Как видим, не вполне правы те, которые сводят производительные силы казахской степи, её возможности «прокормить» всевозрастающее кочевое население к физико-географическим параметрам «пригодных» земель (Амрекулов Н., Масанов Н. Казахстан между прошлым… С. 11–12). Эта материалистическая точка зрения, как, впрочем, и всё мальтузианство, не учитывает «мистическую», информационную роль «невидимой руки» рынка как самой эффективной системы использования природных ресурсов: чем больше людей, тем они богаче. Чем больше становилось казáков, тем лучше оживала природа голодной части Великой степи. Швецов (см. Абыл-хожин Ж.Б. Традиционная структура… С. 221) пишет:
«Надо удивляться не тому, что казахи до сих пор сохранили кочевой быт, а тому, как они сумели при помощи кочевания овладеть сухими безводными степными пространствами и установить постоянное их хозяйственное использование… Уничтожение кочевого быта в Казахстане (выделено авт.) знаменовало бы собою не только гибель казахского хозяйства, но и превращение сухих степей в безлюдные пустыни».
Надо думать, что благодаря именно своему оригинальному информационному характеру общения, лежащему в основе так называемой «традиционной» структуры Казахстана, кочевые казахи организовали это «хрупкое» поддержание жизни природы и общества в Казахстане. И если мы снова обратимся к отцу русской тюркологии Радлову (Из Сибири… С. 345), то найдём, что он в своём беспокойстве за судьбу кочевых казахов XIX в. имел в виду именно это:
«Социальный строй кочевников и их правовые воззрения совершенно иные… нежели социальный строй и правовые нормы оседлых народов. Дальнейшее развитие отношений и форм существования, несомненно, должно происходить в степях само собой.
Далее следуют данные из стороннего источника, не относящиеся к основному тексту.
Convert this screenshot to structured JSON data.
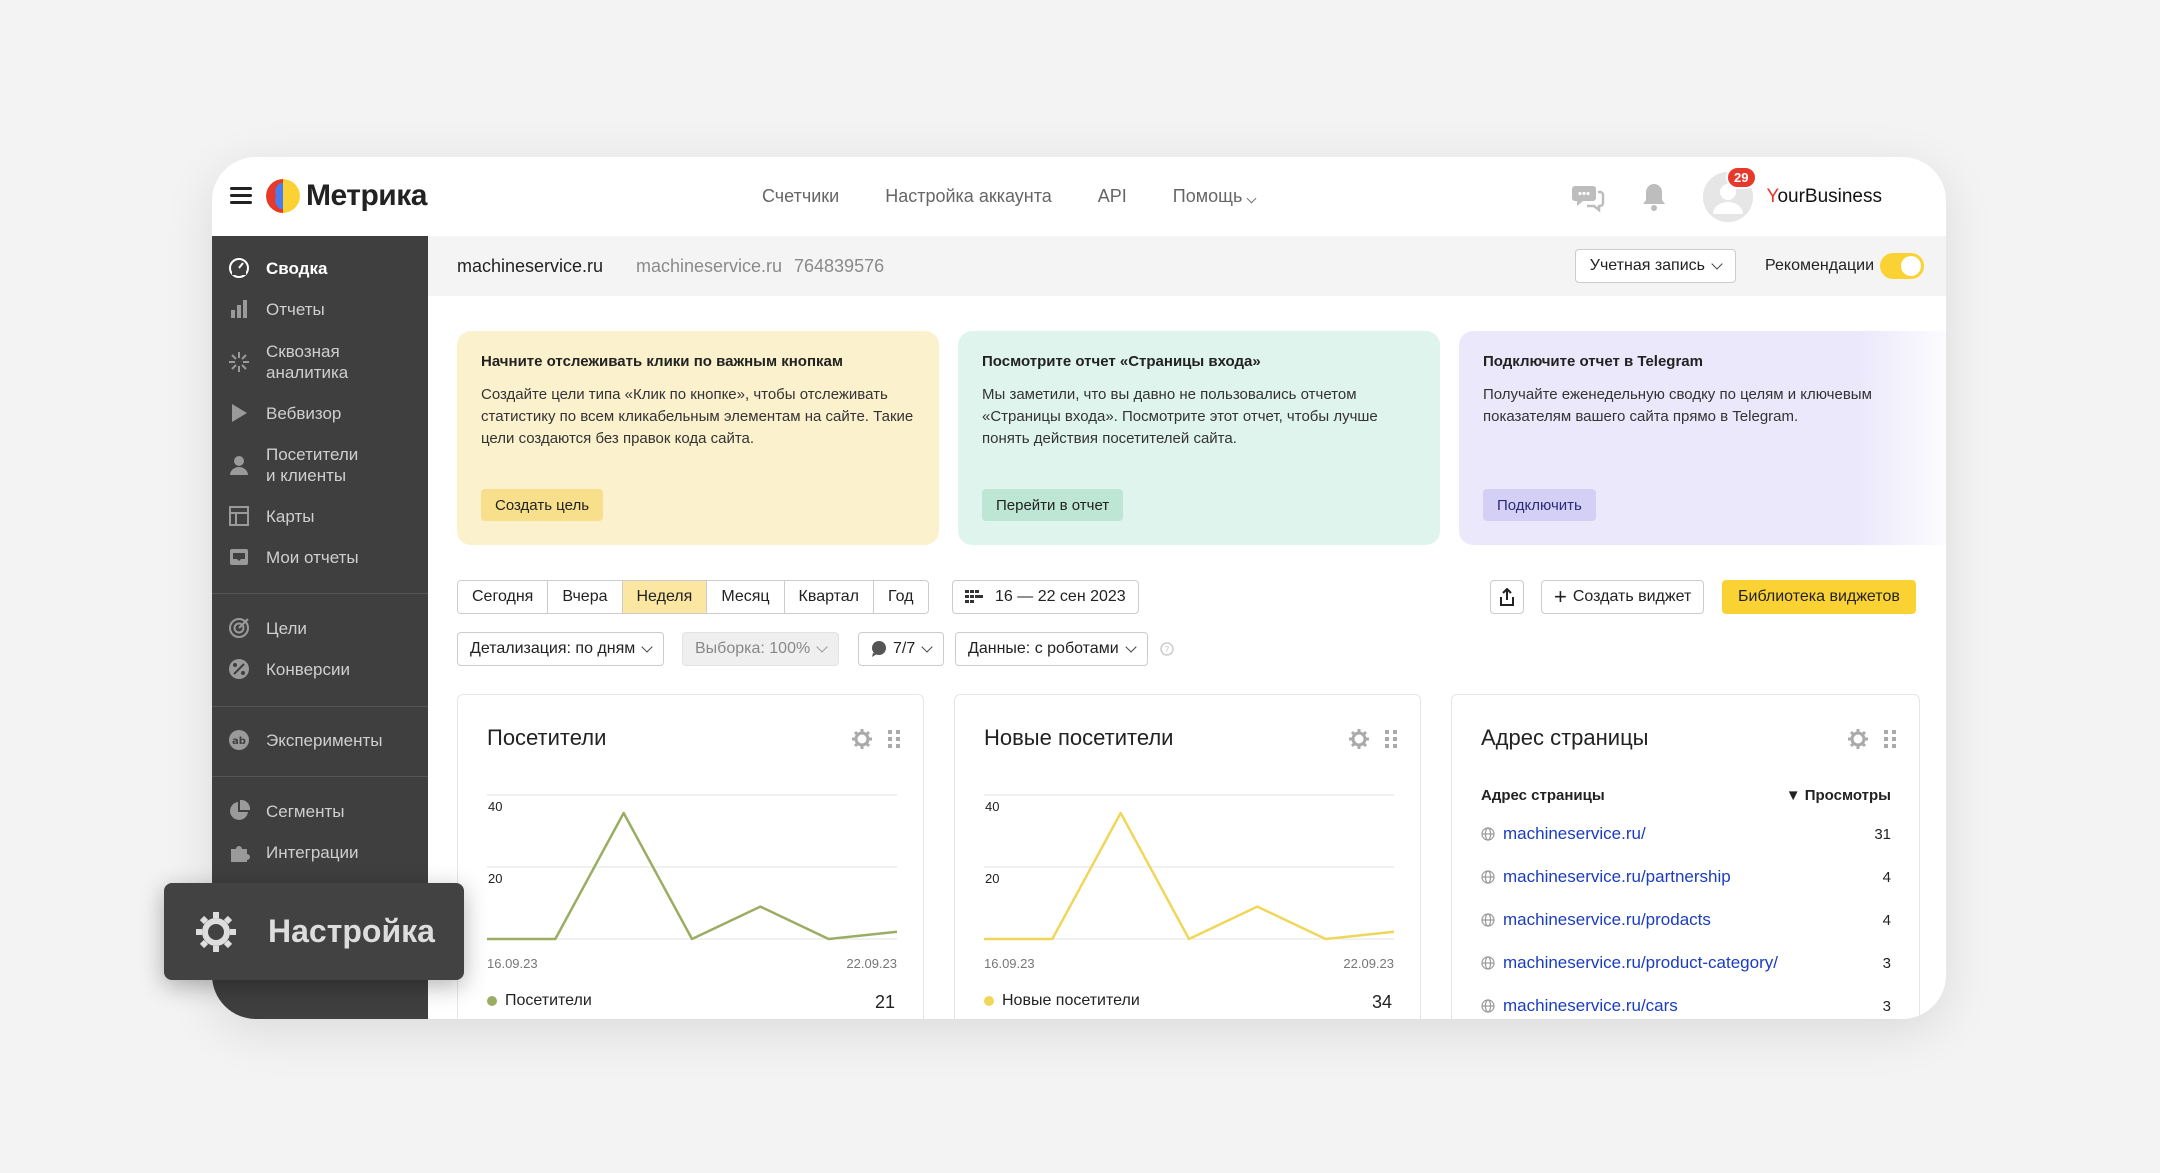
{
  "header": {
    "logo_text": "Метрика",
    "nav": [
      "Счетчики",
      "Настройка аккаунта",
      "API",
      "Помощь"
    ],
    "notification_count": "29",
    "brand_first": "Y",
    "brand_rest": "ourBusiness"
  },
  "sidebar": {
    "items": [
      {
        "label": "Сводка",
        "icon": "dashboard-icon",
        "active": true
      },
      {
        "label": "Отчеты",
        "icon": "bar-chart-icon"
      },
      {
        "label": "Сквозная\nаналитика",
        "icon": "sparkle-icon"
      },
      {
        "label": "Вебвизор",
        "icon": "play-icon"
      },
      {
        "label": "Посетители\nи клиенты",
        "icon": "person-icon"
      },
      {
        "label": "Карты",
        "icon": "map-grid-icon"
      },
      {
        "label": "Мои отчеты",
        "icon": "inbox-icon"
      },
      {
        "label": "Цели",
        "icon": "target-icon"
      },
      {
        "label": "Конверсии",
        "icon": "percent-icon"
      },
      {
        "label": "Эксперименты",
        "icon": "ab-icon"
      },
      {
        "label": "Сегменты",
        "icon": "pie-icon"
      },
      {
        "label": "Интеграции",
        "icon": "puzzle-icon"
      }
    ],
    "settings_label": "Настройка"
  },
  "counter": {
    "site": "machineservice.ru",
    "site_secondary": "machineservice.ru",
    "counter_id": "764839576",
    "account_label": "Учетная запись",
    "recommendations_label": "Рекомендации"
  },
  "cards": [
    {
      "title": "Начните отслеживать клики по важным кнопкам",
      "text": "Создайте цели типа «Клик по кнопке», чтобы отслеживать статистику по всем кликабельным элементам на сайте. Такие цели создаются без правок кода сайта.",
      "button": "Создать цель",
      "bg": "#fbf1cd",
      "btn_bg": "#f7df8b"
    },
    {
      "title": "Посмотрите отчет «Страницы входа»",
      "text": "Мы заметили, что вы давно не пользовались отчетом «Страницы входа». Посмотрите этот отчет, чтобы лучше понять действия посетителей сайта.",
      "button": "Перейти в отчет",
      "bg": "#dff4ec",
      "btn_bg": "#bde6d5"
    },
    {
      "title": "Подключите отчет в Telegram",
      "text": "Получайте еженедельную сводку по целям и ключевым показателям вашего сайта прямо в Telegram.",
      "button": "Подключить",
      "bg": "#ebe8fb",
      "btn_bg": "#d4cff5"
    }
  ],
  "periods": [
    "Сегодня",
    "Вчера",
    "Неделя",
    "Месяц",
    "Квартал",
    "Год"
  ],
  "selected_period": "Неделя",
  "date_range": "16 — 22 сен 2023",
  "create_widget": "Создать виджет",
  "widget_library": "Библиотека виджетов",
  "filters": {
    "detail": "Детализация: по дням",
    "sample": "Выборка: 100%",
    "segment": "7/7",
    "data": "Данные: с роботами"
  },
  "widgets": {
    "visitors": {
      "title": "Посетители",
      "legend": "Посетители",
      "total": "21",
      "color": "#9aad63"
    },
    "new_visitors": {
      "title": "Новые посетители",
      "legend": "Новые посетители",
      "total": "34",
      "color": "#f0d75a"
    },
    "pages": {
      "title": "Адрес страницы",
      "col_url": "Адрес страницы",
      "col_views": "▼ Просмотры",
      "rows": [
        {
          "url": "machineservice.ru/",
          "views": "31"
        },
        {
          "url": "machineservice.ru/partnership",
          "views": "4"
        },
        {
          "url": "machineservice.ru/prodacts",
          "views": "4"
        },
        {
          "url": "machineservice.ru/product-category/",
          "views": "3"
        },
        {
          "url": "machineservice.ru/cars",
          "views": "3"
        }
      ]
    }
  },
  "chart_data": [
    {
      "type": "line",
      "title": "Посетители",
      "x": [
        "16.09.23",
        "17.09.23",
        "18.09.23",
        "19.09.23",
        "20.09.23",
        "21.09.23",
        "22.09.23"
      ],
      "x_tick_labels": [
        "16.09.23",
        "22.09.23"
      ],
      "series": [
        {
          "name": "Посетители",
          "values": [
            0,
            0,
            35,
            0,
            9,
            0,
            2
          ]
        }
      ],
      "ylim": [
        0,
        40
      ],
      "y_ticks": [
        20,
        40
      ],
      "grid": true
    },
    {
      "type": "line",
      "title": "Новые посетители",
      "x": [
        "16.09.23",
        "17.09.23",
        "18.09.23",
        "19.09.23",
        "20.09.23",
        "21.09.23",
        "22.09.23"
      ],
      "x_tick_labels": [
        "16.09.23",
        "22.09.23"
      ],
      "series": [
        {
          "name": "Новые посетители",
          "values": [
            0,
            0,
            35,
            0,
            9,
            0,
            2
          ]
        }
      ],
      "ylim": [
        0,
        40
      ],
      "y_ticks": [
        20,
        40
      ],
      "grid": true
    }
  ]
}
Порядок, навязанный извне и основанный на пустом теоретизировании, может лишь помешать истинному прогрессу. Большая часть степей по своим природным условиям пригодна только для кочевой жизни, и если вынудить кочевников перейти к оседлости, это, безусловно, явится причиной регресса и приведёт к обезлюдению степей».
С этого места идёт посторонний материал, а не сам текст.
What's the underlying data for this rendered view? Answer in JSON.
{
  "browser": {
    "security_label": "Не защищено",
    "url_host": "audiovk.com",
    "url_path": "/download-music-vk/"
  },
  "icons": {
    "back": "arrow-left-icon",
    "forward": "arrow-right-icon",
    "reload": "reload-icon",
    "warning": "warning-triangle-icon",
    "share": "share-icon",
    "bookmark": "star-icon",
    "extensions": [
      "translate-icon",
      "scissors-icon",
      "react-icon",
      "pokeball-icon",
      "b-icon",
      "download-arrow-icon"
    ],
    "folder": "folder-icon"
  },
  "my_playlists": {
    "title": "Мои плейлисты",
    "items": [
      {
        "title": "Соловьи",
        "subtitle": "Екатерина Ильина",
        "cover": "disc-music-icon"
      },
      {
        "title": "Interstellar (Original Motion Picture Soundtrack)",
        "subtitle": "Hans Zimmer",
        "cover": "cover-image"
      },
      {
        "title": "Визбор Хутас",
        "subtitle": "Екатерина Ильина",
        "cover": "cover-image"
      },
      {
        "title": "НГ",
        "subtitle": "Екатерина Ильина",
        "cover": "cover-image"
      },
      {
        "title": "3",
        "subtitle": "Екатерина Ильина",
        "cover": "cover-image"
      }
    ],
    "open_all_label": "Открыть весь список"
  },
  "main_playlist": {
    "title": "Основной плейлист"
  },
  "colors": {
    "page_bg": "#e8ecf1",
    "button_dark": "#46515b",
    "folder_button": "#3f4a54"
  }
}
В точности это и произошло в ХХ в. при советской власти. Особая любовь Радлова к казахам, которых он любил именно за их общественное устройство, подсказала ему будущую трагедию «традиционной» структуры Казахстана. Интересно представить, что было бы с Казахстаном, если бы он был расположен не на Востоке. Вероятно, он повторил бы «ковбойский», дикозападный путь США (удивительная схожесть ковбойских узоров на сапогах с казахскими наводит на мысль о производной природе этнической культуры от социальной истории народа). Но как могла вообще произойти «казахстанская трагедия», если Левшин ещё в начале XIX в. указывал на абсолютную невозможность для кого бы то ни было покорить «казачьи орды», не говоря уже о том, чтобы закрепостить или привести к оседанию? Ответ на этот исторический вопрос следует, видимо, искать в природе тоталитаризма.